It seems that Microsoft is going to support the new management team at Yahoo Inc. that will take charge of its web search business, and ink a partnership agreement according to the newspaper Sunday Times.
As per the newspaper, Microsoft will invest up to $5 billion to back the new team comprising, Jonathan Miller, ex chief executive officer of AOL, and Ross Levinsohn, an ex president of Fox Interactive Media.
The newspaper said that Microsoft is seeking for new offers to acquire Yahoo’s search business for $20 billion, in a bid to snare some share in search engine market, which has significantly been lost to Google.
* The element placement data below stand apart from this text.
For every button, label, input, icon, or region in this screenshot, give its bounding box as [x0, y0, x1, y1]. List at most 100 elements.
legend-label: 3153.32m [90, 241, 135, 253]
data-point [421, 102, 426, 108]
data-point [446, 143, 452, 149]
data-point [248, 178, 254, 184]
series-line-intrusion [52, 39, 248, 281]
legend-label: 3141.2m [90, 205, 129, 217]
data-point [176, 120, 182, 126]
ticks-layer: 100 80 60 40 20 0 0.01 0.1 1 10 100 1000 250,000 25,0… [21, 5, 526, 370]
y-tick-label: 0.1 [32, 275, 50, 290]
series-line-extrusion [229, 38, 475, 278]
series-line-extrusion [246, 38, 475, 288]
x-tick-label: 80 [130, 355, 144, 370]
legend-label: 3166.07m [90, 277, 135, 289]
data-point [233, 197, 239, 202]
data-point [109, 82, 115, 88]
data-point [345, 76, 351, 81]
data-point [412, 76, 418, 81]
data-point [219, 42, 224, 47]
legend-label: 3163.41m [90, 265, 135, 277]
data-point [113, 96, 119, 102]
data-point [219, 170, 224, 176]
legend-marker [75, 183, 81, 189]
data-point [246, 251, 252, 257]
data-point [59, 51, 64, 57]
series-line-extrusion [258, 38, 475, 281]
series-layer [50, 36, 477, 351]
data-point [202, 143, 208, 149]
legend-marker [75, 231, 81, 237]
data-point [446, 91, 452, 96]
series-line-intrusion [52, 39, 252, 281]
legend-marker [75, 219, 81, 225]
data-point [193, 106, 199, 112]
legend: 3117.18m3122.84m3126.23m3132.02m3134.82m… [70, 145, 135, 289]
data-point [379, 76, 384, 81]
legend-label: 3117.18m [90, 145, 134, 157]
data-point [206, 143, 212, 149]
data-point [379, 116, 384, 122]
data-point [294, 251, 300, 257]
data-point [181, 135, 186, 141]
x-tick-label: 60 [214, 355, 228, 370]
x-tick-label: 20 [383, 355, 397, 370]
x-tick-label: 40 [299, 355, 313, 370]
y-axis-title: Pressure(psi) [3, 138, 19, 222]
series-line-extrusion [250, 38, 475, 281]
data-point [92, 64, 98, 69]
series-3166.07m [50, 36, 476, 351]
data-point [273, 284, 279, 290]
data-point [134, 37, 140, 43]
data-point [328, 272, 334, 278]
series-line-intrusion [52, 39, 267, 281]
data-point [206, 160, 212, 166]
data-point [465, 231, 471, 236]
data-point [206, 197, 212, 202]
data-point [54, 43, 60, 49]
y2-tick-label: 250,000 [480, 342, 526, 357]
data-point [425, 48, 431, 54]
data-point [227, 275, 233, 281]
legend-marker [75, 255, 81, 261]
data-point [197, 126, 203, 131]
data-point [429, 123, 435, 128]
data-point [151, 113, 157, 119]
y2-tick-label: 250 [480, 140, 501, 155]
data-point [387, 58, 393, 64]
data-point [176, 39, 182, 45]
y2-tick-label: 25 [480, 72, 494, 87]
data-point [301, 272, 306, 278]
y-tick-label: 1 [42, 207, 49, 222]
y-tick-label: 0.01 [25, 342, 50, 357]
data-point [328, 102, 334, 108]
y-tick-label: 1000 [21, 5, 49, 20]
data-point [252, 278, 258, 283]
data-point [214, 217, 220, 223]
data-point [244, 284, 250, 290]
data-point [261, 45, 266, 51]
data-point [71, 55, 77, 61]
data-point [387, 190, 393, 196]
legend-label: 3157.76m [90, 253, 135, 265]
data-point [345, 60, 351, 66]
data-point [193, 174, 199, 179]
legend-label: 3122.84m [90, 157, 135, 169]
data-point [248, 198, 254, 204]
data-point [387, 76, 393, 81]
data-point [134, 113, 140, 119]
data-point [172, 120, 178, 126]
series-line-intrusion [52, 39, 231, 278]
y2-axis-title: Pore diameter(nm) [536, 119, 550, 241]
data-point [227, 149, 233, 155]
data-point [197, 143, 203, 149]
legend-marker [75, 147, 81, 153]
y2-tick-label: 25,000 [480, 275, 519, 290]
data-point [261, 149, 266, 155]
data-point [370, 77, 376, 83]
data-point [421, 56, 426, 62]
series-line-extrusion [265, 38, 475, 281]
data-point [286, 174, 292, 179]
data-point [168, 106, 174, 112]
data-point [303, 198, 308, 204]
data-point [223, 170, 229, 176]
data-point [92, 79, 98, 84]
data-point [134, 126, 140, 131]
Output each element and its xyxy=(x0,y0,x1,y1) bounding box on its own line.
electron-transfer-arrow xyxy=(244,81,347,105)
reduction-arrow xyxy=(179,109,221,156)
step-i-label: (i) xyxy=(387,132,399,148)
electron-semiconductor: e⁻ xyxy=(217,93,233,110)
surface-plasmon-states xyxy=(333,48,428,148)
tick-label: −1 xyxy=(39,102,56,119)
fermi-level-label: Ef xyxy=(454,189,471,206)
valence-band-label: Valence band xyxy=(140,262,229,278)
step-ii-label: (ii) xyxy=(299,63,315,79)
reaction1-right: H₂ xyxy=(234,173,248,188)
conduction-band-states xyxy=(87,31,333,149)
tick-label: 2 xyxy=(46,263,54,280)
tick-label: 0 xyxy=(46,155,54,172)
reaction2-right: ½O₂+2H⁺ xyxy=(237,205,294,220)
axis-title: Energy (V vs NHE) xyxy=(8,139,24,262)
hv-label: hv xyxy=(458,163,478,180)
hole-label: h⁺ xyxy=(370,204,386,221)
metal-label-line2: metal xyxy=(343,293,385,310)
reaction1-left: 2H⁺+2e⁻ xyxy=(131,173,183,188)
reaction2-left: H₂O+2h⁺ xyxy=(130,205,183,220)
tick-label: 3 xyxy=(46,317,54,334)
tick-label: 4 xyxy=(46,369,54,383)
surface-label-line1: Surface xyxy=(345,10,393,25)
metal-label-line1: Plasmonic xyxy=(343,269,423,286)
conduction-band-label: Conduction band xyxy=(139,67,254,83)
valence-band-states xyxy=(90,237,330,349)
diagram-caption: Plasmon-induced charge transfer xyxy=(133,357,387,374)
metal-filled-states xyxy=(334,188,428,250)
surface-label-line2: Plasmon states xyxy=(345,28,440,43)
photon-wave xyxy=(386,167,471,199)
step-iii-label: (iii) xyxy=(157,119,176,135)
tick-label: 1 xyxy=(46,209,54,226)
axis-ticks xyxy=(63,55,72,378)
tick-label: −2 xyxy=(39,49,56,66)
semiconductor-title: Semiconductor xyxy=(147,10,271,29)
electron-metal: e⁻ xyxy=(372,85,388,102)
The report suggests that both parties would strike a partnership deal, which would allow Microsoft to manage Yahoo’s search business for 10-years, including an option to buy the search business for $20 billion during first two years.
Levisohn and Miller would require raising another $5 billion from institutional investors in order to acquire 30 percent stake in Yahoo, the newspaper claimed.
Any such deal would help Yahoo, which had recently lost out on a lucrative ad-revenue sharing deal with Google and had spurned Microsoft offers of $47.5 billion earlier this year, to beat the ongoing economic crunch.
However, the report from the newspaper hasn’t been confirmed yet, and Levinsohn has even denied these reports, as per the blog post, “All Things Digital”, from Wall Street Journal.